Error metrics based on nonlinear dynamical predictive models has been implemented earlier to determine discrepancies or nonstationarity in time series caused by external sources, such as noise or filtering. The structural health monitoring (SHM) field has adapted various forms of such prediction error metrics for damage detection. This process usually requires randomly selecting a number of fiducial points on a reconstructed attractor, tracking their time evolutions, and then comparing them to a corresponding set (in a general sense) of points on another attractor. Such an approach has been successful, but it is a process that is globally averaged over the whole data set. However, changes to dynamics resulting from processes such as damage may only noticeably affect small regions within state space if the damage manifests itself locally in time and/or space.

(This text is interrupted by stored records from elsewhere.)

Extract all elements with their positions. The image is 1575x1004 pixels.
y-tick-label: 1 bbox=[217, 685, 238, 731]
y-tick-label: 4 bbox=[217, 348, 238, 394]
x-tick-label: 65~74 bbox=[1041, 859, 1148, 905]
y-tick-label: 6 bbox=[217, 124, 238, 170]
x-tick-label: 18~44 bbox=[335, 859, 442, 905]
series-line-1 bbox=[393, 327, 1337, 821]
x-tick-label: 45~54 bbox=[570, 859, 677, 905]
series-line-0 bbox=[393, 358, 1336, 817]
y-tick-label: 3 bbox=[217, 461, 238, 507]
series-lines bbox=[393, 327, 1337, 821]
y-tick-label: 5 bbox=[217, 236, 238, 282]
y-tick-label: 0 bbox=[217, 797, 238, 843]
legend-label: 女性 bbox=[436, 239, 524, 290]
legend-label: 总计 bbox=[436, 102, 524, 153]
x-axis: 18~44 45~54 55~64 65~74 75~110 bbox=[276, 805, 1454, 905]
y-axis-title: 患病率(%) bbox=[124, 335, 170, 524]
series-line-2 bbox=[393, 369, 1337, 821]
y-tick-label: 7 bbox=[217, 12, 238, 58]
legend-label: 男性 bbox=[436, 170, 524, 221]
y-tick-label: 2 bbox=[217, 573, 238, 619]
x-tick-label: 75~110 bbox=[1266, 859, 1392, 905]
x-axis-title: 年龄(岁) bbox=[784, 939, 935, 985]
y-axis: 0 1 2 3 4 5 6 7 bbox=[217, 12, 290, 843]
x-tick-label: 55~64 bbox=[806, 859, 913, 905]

In such a case, a generalized selection of points covering the entire attractor may not be able to identify that a dynamical change has taken place. This work examines local dynamics and local dynamical stability and how these concepts relate to prediction error for similarly local regions in phase space. Further, this work considers whether computing features such as prediction error in these local regions can improve the ability to detect changes, including in the presence of additive noise on the output. This work considers a Lorenz-driven three-degree-of-freedom oscillator subject to both simulated linear and nonlinear damage scenarios in the presence of noise, as well as an experimental frame structure subject to bolt preload loss.